My noble general, Timon is dead. His grave lies on the shore, and on that tombstone there is this epitaph, which I brought here on wax which will show you what I cannot in ignorance.

ALCIBIADES

[Reads the epitaph] 'Here lies a wretched corse, of wretched soul bereft: Seek not my name: a plague consume you wicked caitiffs left! Here lie I, Timon; who, alive, all living men did hate: Pass by and curse thy fill, but pass and stay not here thy gait.' These well express in thee thy latter spirits: Though thou abhorr'dst in us our human griefs, Scorn'dst our brain's flow and those our droplets which From niggard nature fall, yet rich conceit Taught thee to make vast Neptune weep for aye On thy low grave, on faults forgiven. Dead Is noble Timon: of whose memory Hereafter more. Bring me into your city, And I will use the olive with my sword, Make war breed peace, make peace stint war, make each Prescribe to other as each other's leech. Let our drums strike.

ALCIBIADES

[Reading the epitaph] "Here lies a poor corpse and a poor, disturbed soul. Do not look for my name, and may a disease strike all you remaining cowards! Here I lie, Timon, who when alive all living men hated. Pass here and insult me to your heart's content, but go and do not stay here too long." 
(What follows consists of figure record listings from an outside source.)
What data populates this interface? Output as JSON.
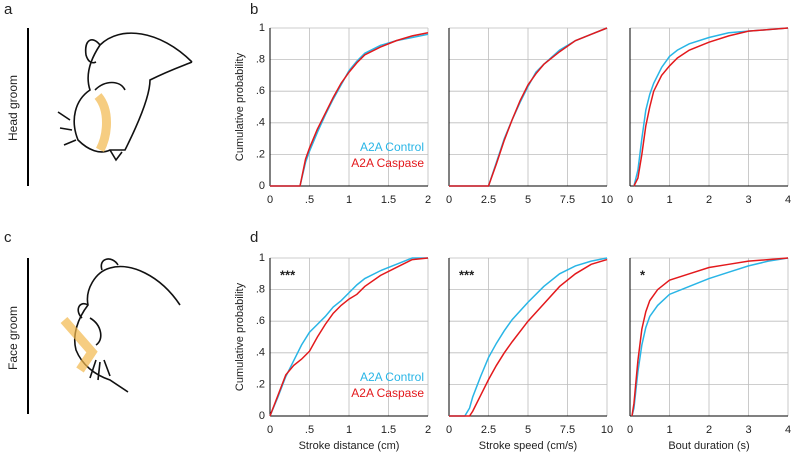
{
  "figure": {
    "panels": [
      "a",
      "b",
      "c",
      "d"
    ],
    "row_labels": [
      "Head groom",
      "Face groom"
    ]
  },
  "chart_data": [
    {
      "type": "line",
      "ylabel": "Cumulative probability",
      "show_ytick_labels": true,
      "legend": "lower right",
      "xlim": [
        0,
        2
      ],
      "xticks": [
        0,
        {
          "value": 0.5,
          "label": ".5"
        },
        1,
        1.5,
        2
      ],
      "ylim": [
        0,
        1
      ],
      "yticks": [
        0,
        {
          "value": 0.2,
          "label": ".2"
        },
        {
          "value": 0.4,
          "label": ".4"
        },
        {
          "value": 0.6,
          "label": ".6"
        },
        {
          "value": 0.8,
          "label": ".8"
        },
        1
      ],
      "grid": true,
      "x": [
        0,
        0.38,
        0.45,
        0.5,
        0.6,
        0.7,
        0.8,
        0.9,
        1.0,
        1.1,
        1.2,
        1.4,
        1.6,
        1.8,
        2.0
      ],
      "series": [
        {
          "name": "A2A Control",
          "color": "#29b5e6",
          "values": [
            0,
            0,
            0.15,
            0.22,
            0.34,
            0.45,
            0.55,
            0.64,
            0.73,
            0.79,
            0.84,
            0.89,
            0.92,
            0.94,
            0.96
          ]
        },
        {
          "name": "A2A Caspase",
          "color": "#e3191c",
          "values": [
            0,
            0,
            0.17,
            0.24,
            0.36,
            0.46,
            0.56,
            0.65,
            0.72,
            0.78,
            0.83,
            0.88,
            0.92,
            0.95,
            0.97
          ]
        }
      ]
    },
    {
      "type": "line",
      "show_ytick_labels": false,
      "xlim": [
        0,
        10
      ],
      "xticks": [
        0,
        2.5,
        5,
        7.5,
        10
      ],
      "ylim": [
        0,
        1
      ],
      "yticks": [
        0,
        0.2,
        0.4,
        0.6,
        0.8,
        1
      ],
      "grid": true,
      "x": [
        0,
        2.5,
        3,
        3.5,
        4,
        4.5,
        5,
        5.5,
        6,
        7,
        8,
        9,
        10
      ],
      "series": [
        {
          "color": "#29b5e6",
          "values": [
            0,
            0,
            0.15,
            0.3,
            0.42,
            0.53,
            0.63,
            0.72,
            0.77,
            0.86,
            0.92,
            0.96,
            1.0
          ]
        },
        {
          "color": "#e3191c",
          "values": [
            0,
            0,
            0.14,
            0.29,
            0.42,
            0.54,
            0.64,
            0.71,
            0.77,
            0.85,
            0.92,
            0.96,
            1.0
          ]
        }
      ]
    },
    {
      "type": "line",
      "show_ytick_labels": false,
      "xlim": [
        0,
        4
      ],
      "xticks": [
        0,
        1,
        2,
        3,
        4
      ],
      "ylim": [
        0,
        1
      ],
      "yticks": [
        0,
        0.2,
        0.4,
        0.6,
        0.8,
        1
      ],
      "grid": true,
      "x": [
        0.1,
        0.2,
        0.3,
        0.4,
        0.5,
        0.6,
        0.8,
        1.0,
        1.2,
        1.5,
        2,
        2.5,
        3,
        4
      ],
      "series": [
        {
          "color": "#29b5e6",
          "values": [
            0,
            0.1,
            0.3,
            0.48,
            0.58,
            0.65,
            0.75,
            0.82,
            0.86,
            0.9,
            0.94,
            0.97,
            0.98,
            1.0
          ]
        },
        {
          "color": "#e3191c",
          "values": [
            0,
            0.05,
            0.2,
            0.38,
            0.5,
            0.6,
            0.7,
            0.76,
            0.81,
            0.86,
            0.91,
            0.95,
            0.98,
            1.0
          ]
        }
      ]
    },
    {
      "type": "line",
      "ylabel": "Cumulative probability",
      "xlabel": "Stroke distance (cm)",
      "show_ytick_labels": true,
      "legend": "lower right",
      "annotation": "***",
      "xlim": [
        0,
        2
      ],
      "xticks": [
        0,
        {
          "value": 0.5,
          "label": ".5"
        },
        1,
        1.5,
        2
      ],
      "ylim": [
        0,
        1
      ],
      "yticks": [
        0,
        {
          "value": 0.2,
          "label": ".2"
        },
        {
          "value": 0.4,
          "label": ".4"
        },
        {
          "value": 0.6,
          "label": ".6"
        },
        {
          "value": 0.8,
          "label": ".8"
        },
        1
      ],
      "grid": true,
      "x": [
        0,
        0.1,
        0.2,
        0.3,
        0.4,
        0.5,
        0.6,
        0.7,
        0.8,
        0.9,
        1.0,
        1.1,
        1.2,
        1.4,
        1.6,
        1.8,
        2
      ],
      "series": [
        {
          "name": "A2A Control",
          "color": "#29b5e6",
          "values": [
            0,
            0.12,
            0.25,
            0.35,
            0.45,
            0.53,
            0.58,
            0.63,
            0.69,
            0.73,
            0.78,
            0.83,
            0.87,
            0.92,
            0.96,
            1.0,
            1.0
          ]
        },
        {
          "name": "A2A Caspase",
          "color": "#e3191c",
          "values": [
            0,
            0.13,
            0.26,
            0.32,
            0.36,
            0.41,
            0.5,
            0.58,
            0.65,
            0.7,
            0.74,
            0.77,
            0.82,
            0.89,
            0.94,
            0.99,
            1.0
          ]
        }
      ]
    },
    {
      "type": "line",
      "xlabel": "Stroke speed (cm/s)",
      "show_ytick_labels": false,
      "annotation": "***",
      "xlim": [
        0,
        10
      ],
      "xticks": [
        0,
        2.5,
        5,
        7.5,
        10
      ],
      "ylim": [
        0,
        1
      ],
      "yticks": [
        0,
        0.2,
        0.4,
        0.6,
        0.8,
        1
      ],
      "grid": true,
      "x": [
        0,
        1,
        1.3,
        1.5,
        2,
        2.5,
        3,
        3.5,
        4,
        5,
        6,
        7,
        8,
        9,
        10
      ],
      "series": [
        {
          "color": "#29b5e6",
          "values": [
            0,
            0,
            0.05,
            0.12,
            0.25,
            0.37,
            0.46,
            0.54,
            0.61,
            0.72,
            0.82,
            0.9,
            0.95,
            0.98,
            1.0
          ]
        },
        {
          "color": "#e3191c",
          "values": [
            0,
            0,
            0,
            0.03,
            0.13,
            0.23,
            0.32,
            0.4,
            0.47,
            0.6,
            0.71,
            0.82,
            0.9,
            0.96,
            0.99
          ]
        }
      ]
    },
    {
      "type": "line",
      "xlabel": "Bout duration (s)",
      "show_ytick_labels": false,
      "annotation": "*",
      "xlim": [
        0,
        4
      ],
      "xticks": [
        0,
        1,
        2,
        3,
        4
      ],
      "ylim": [
        0,
        1
      ],
      "yticks": [
        0,
        0.2,
        0.4,
        0.6,
        0.8,
        1
      ],
      "grid": true,
      "x": [
        0.05,
        0.1,
        0.2,
        0.3,
        0.4,
        0.5,
        0.7,
        1.0,
        1.5,
        2,
        2.5,
        3,
        3.5,
        4
      ],
      "series": [
        {
          "color": "#29b5e6",
          "values": [
            0,
            0.05,
            0.28,
            0.45,
            0.56,
            0.63,
            0.7,
            0.77,
            0.82,
            0.87,
            0.91,
            0.95,
            0.98,
            1.0
          ]
        },
        {
          "color": "#e3191c",
          "values": [
            0,
            0.08,
            0.35,
            0.55,
            0.66,
            0.73,
            0.8,
            0.86,
            0.9,
            0.94,
            0.96,
            0.98,
            0.99,
            1.0
          ]
        }
      ]
    }
  ]
}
[Speaking about TIMON] These words describe you in the depression of your later life. Though you hated our human grievances, scorned our tears which from our sad dispositions fell, still your ingenious mind taught you to make the god of the sea cry for you on your low grave, on your forgiven faults. The noble Timon is dead, who will be remembered from now on. Bring me into your city, and I will combine peace with war. I will make war end in peace, then make peace stop war, as if each were the doctors curing the other. Strike the drums.